After a weekend in the 70’s and then temperatures slowly dropping into daytime highs in the forties, Thursday Morning found us receiving a bit of frozen precipitation.

The morning news, as well as the various internet and cable weather forecasters had all claimed the ground was too warm for anything more than some accumulations on ‘grassy’ areas however.

So it was armed with all of this high tech information that I got in the car and set out on my 50 minute morning commute to the office.

As I was slowing for the turn onto the interstate I noticed that the bridge I was on had managed to get a bit slick, “Nothing serious” I thought, but filed that little piece of information away for the drive.

As I was entering the interstate, I also noticed that the road was not ‘wet’, but beginning to become snow covered, despite some rather heavy traffic.
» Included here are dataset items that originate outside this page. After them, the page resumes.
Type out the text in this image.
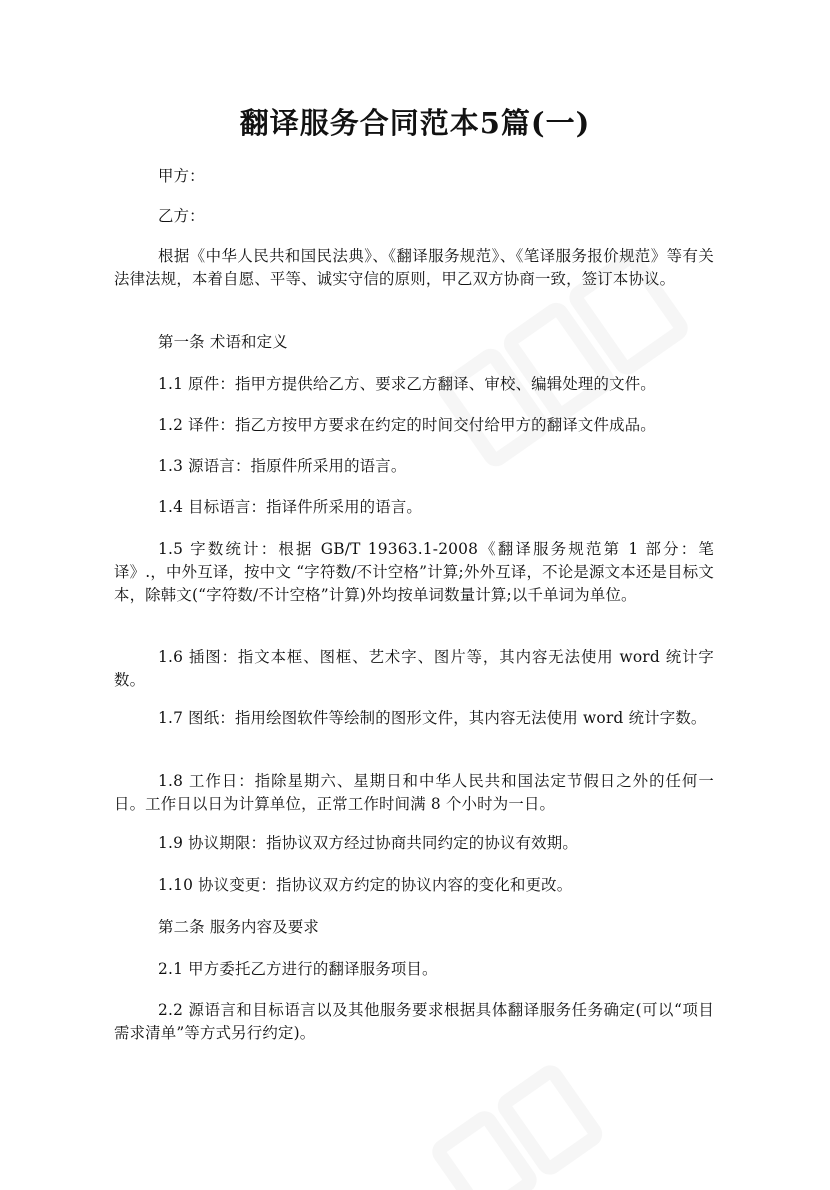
翻译服务合同范本5篇(一)

甲方：

乙方：

根据《中华人民共和国民法典》、《翻译服务规范》、《笔译服务报价规范》等有关法律法规，本着自愿、平等、诚实守信的原则，甲乙双方协商一致，签订本协议。

第一条 术语和定义

1.1 原件：指甲方提供给乙方、要求乙方翻译、审校、编辑处理的文件。

1.2 译件：指乙方按甲方要求在约定的时间交付给甲方的翻译文件成品。

1.3 源语言：指原件所采用的语言。

1.4 目标语言：指译件所采用的语言。

1.5 字数统计：根据 GB/T 19363.1-2008《翻译服务规范第 1 部分：笔译》.，中外互译，按中文 “字符数/不计空格”计算;外外互译，不论是源文本还是目标文本，除韩文(“字符数/不计空格”计算)外均按单词数量计算;以千单词为单位。

1.6 插图：指文本框、图框、艺术字、图片等，其内容无法使用 word 统计字数。

1.7 图纸：指用绘图软件等绘制的图形文件，其内容无法使用 word 统计字数。

1.8 工作日：指除星期六、星期日和中华人民共和国法定节假日之外的任何一日。工作日以日为计算单位，正常工作时间满 8 个小时为一日。

1.9 协议期限：指协议双方经过协商共同约定的协议有效期。

1.10 协议变更：指协议双方约定的协议内容的变化和更改。

第二条 服务内容及要求

2.1 甲方委托乙方进行的翻译服务项目。

2.2 源语言和目标语言以及其他服务要求根据具体翻译服务任务确定(可以“项目需求清单”等方式另行约定)。
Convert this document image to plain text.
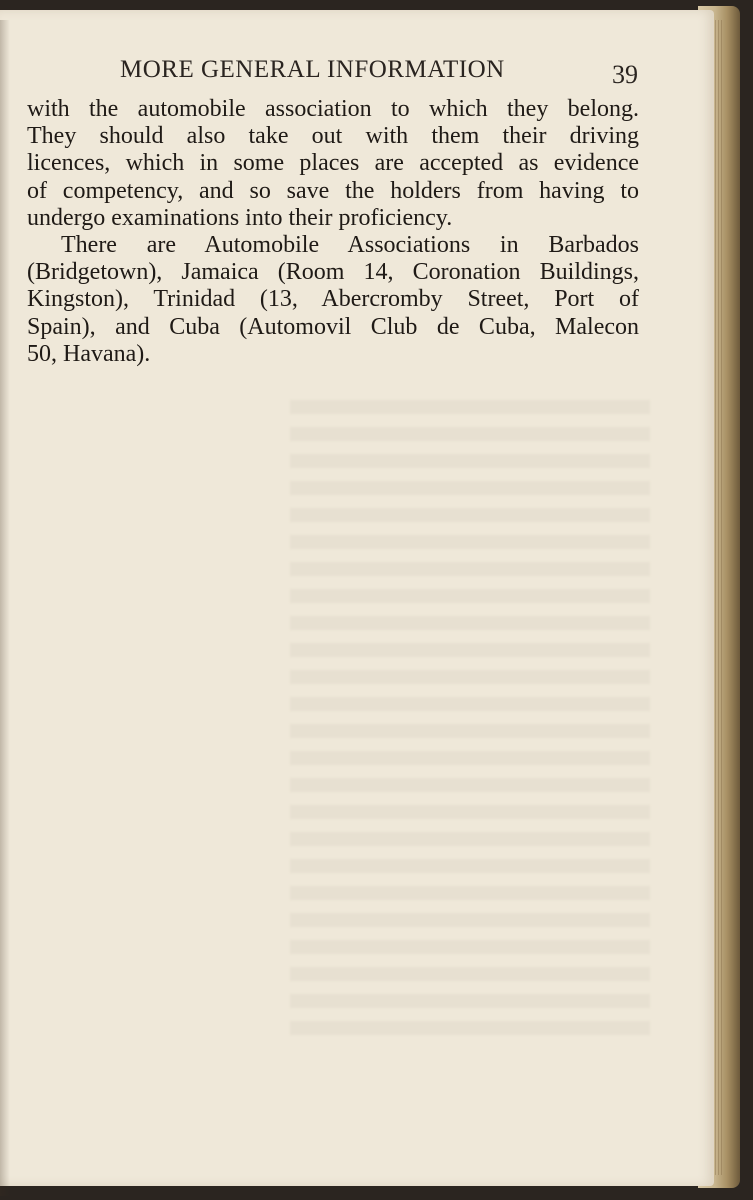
MORE GENERAL INFORMATION	39

with the automobile association to which they belong.
They should also take out with them their driving
licences, which in some places are accepted as evidence
of competency, and so save the holders from having to
undergo examinations into their proficiency.

There are Automobile Associations in Barbados
(Bridgetown), Jamaica (Room 14, Coronation Buildings,
Kingston), Trinidad (13, Abercromby Street, Port of
Spain), and Cuba (Automovil Club de Cuba, Malecon
50, Havana).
I decided to ease up to speed in the ‘slow’ lane until I’d reached the top of the rise and saw what the traffic ahead looked like.

I’d just matched the speed of the pickup in front of me, noticed the semi pulling up on my left, and the one along side that pickup in front when it happened….

The tail-end of that pickup twitched to the left slightly, I eased off the gas a bit, then it twitched hard again, but to the right this time… again I lifted off the gas… about that time the pickup got almost sideways and clipped the front of that semi…

The impact tossed the pickup back into our lane, but now it was spinning… in one of those spins it clipped the guard rail and got airborne… rolling over twice, landing on its side…. Then, just as I reached it, slid off the road and over the edge of the embankment….

I managed to get my car stopped, find the four way flashers… grab my cell phone and dialed 911 as I ran back to the truck… as I was giving the 911 guy the location, I heard the driver moving in the truck… he said he was fine, but needed help getting out.

I told the 911 operator the driver claimed to be fine, but to please roll some help and hung up as I climbed up to help the driver climb out.

He got out Ok.. and amazingly enough, he was fine, not a scratch. His pickup however looked much worse for the experience.

Both of the truck drivers stopped as well… the most amazing thing to me, besides the fact that no one else (including me) got gathered up in this incident, was the way that both of these big rig drivers stopped, and made sure help was on the way.
As we were waiting, there was another crash, in the opposing lanes, and a driver hit that concrete center barrier hard… with snow falling heavily now, and daylight just barely making it possibly to see more than a few feet without the aid of headlights… it all seemed very surreal.

I remember thinking, as I watched things unfold, that “this is going to hurt”, then, as the truck slide out of my way a split second before we would have hit, it felt like some sort of NASCAR slow motion replay… but it wasn’t, it was real time, real people and real dangerous.

I’ve never let the weather deter me from driving where ever I wanted to go. I’ve driven 100’s of miles in blizzards, on closed interstates, on roads where it was impossible to tell where the road actually was… staying ‘on the road’ only by trying to watch for guardrails, telephone polls and other markers.

I’ve had many, many, close calls… this however was the closest I think I’ve ever been to a 50+ mile an hour, in traffic, collision.

I’m thankful for many things, those new Goodyear tires I put on the car this fall, anti-lock brakes… and yes… seat and shoulder belts. The driver of that pickup was wearing his; I doubt he’d have escaped injury if he hadn’t been.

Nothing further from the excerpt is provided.